When I am generating UV-Vis spectra (in some cases near-IR spectra) for some system, I am often dealing with hundreds of individual electronic transitions. And most of the time, these transitions don’t even matter (e.g. their oscillator strength is ~ 0). This happens a ton when I am generating spectra for semiconductor quantum dots. TD analysis shows tons of ‘transitions’ but they exist in the band gap, and I’d rather filter them out. See, for example, below:


TD-DFT actually shows tons of transitions from ~2 to 4.5 eV…they just don’t matter! So for my own sanity in pouring through the data, I wrote this Awk script (well, Awk in a Bash script) to pull out the transitions I want, based on oscillator strength (intensity). If you don’t know Awk, you really should. It has nasty syntax (like Perl…), but once you get used to it, it makes text editing and parsing SO SO EASY. I love it. I use Awk all the time for my work. Take a look, and feel free to grab a copy for yourself. To run the script, just type (minus the quotes, and assuming you saved it as ‘tdanalysis’):

./tdanalysis [FILE] [minimum oscillator strength]



if ["$#" == "0"]; then  
 printf "********************\nTD_ANALYSIS\nPrints TDDFT Excitations above a given oscillator strength.\nUSE: td_analysis [LOG FILE] [MINIMUM OSCILLATOR STRENGTH]\n********************\n"  
 exit 1  

# Grab file (Gaussian .log file) and desired minimum oscillator strength

# The MULT variable is used to give you

# % contributions based on whether the system is open or closed shell.

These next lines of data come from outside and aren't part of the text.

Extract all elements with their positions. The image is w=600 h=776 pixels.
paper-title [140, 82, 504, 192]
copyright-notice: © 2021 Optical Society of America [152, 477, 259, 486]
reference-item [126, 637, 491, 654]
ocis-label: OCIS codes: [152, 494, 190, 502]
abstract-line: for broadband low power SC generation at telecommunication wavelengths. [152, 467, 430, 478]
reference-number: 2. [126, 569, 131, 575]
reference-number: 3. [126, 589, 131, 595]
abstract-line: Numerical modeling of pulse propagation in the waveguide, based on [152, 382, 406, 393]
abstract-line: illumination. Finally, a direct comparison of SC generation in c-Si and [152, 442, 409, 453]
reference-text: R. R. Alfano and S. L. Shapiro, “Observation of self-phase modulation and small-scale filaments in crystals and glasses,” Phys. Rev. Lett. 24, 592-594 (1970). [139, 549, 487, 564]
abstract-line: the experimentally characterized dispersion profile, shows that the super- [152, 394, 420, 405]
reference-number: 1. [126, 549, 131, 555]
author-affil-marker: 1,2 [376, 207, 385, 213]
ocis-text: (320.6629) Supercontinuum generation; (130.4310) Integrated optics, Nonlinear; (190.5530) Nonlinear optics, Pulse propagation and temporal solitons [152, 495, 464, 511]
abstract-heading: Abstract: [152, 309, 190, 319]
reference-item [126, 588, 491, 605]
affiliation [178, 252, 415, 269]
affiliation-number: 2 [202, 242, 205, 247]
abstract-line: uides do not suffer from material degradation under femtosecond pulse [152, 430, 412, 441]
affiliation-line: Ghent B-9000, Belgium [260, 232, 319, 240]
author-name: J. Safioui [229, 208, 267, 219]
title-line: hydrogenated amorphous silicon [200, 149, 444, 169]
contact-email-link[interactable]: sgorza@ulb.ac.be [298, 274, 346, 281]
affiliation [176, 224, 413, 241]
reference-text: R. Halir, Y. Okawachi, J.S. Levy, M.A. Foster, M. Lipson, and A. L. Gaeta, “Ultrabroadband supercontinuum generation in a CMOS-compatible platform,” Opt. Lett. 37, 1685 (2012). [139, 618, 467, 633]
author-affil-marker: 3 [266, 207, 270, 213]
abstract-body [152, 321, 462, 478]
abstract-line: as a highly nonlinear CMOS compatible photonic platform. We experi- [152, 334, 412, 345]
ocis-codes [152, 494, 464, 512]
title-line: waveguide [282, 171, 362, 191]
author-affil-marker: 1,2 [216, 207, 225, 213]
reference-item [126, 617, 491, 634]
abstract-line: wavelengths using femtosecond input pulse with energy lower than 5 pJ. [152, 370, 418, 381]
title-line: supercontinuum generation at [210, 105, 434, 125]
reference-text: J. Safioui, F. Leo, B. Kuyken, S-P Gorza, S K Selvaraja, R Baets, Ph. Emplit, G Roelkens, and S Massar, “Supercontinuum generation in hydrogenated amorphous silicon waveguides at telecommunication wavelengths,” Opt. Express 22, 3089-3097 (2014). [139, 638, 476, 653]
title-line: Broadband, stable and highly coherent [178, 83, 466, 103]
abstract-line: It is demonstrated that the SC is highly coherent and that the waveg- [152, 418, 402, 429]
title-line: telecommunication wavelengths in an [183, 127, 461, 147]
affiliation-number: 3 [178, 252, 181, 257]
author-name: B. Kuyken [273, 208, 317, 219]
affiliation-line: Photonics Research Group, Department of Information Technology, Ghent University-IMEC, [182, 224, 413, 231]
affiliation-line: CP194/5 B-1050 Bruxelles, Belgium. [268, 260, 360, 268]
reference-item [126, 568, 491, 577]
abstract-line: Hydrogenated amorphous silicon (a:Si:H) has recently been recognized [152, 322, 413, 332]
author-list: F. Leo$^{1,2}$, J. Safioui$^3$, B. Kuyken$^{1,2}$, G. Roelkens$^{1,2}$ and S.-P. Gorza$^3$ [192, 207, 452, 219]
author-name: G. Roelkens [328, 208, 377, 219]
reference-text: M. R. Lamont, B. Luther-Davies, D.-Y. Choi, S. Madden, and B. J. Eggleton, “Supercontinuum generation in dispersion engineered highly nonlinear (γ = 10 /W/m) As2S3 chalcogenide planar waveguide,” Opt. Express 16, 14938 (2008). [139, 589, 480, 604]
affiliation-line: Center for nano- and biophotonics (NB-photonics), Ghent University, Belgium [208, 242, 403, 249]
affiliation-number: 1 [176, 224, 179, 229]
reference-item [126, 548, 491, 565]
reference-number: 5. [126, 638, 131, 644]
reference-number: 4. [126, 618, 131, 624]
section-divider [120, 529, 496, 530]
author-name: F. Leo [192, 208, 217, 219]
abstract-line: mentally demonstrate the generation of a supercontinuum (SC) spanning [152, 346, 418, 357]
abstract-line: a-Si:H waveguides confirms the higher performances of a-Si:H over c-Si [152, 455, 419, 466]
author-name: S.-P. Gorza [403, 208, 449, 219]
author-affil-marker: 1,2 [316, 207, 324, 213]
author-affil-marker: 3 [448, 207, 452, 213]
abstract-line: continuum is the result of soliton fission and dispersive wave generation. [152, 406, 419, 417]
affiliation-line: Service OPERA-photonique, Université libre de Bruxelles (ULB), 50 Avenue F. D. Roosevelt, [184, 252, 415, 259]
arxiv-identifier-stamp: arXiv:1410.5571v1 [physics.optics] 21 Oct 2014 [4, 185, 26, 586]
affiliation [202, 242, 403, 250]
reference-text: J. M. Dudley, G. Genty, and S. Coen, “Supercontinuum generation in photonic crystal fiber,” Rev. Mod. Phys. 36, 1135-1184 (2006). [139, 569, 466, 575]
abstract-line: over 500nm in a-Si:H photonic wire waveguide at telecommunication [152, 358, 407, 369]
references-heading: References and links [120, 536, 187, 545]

MULT=`gawk '/Charge/ && /Multiplicity/ {print $6%2+1}' $1`  
gawk -v mult=$MULT 'BEGIN {format = "%-6s %-10s %10s %10s %6s\n"  
 print "TD Analysis of",ARGV[1]}  
 /f=([0-9])/ { printf format, "\nEnergy [eV]:",$5, " ","Oscillator Strength:", substr($9,3,6)"\n ----------------------------------------------------------------"};  
 /->/ {printf format, "", $1$2$3,$4," ","("mult*100*($4)^2"%)"}  
 END { print "\nEnd of Analysis\n\n"}' $FILE \vert  gawk -v oscil=$OSCIL 'RS="\n\n" {if($6 > oscil) {print $0"\n"}}'

You may need to change gawk to awk, depending on your system. I’ve never had problems with gawk though.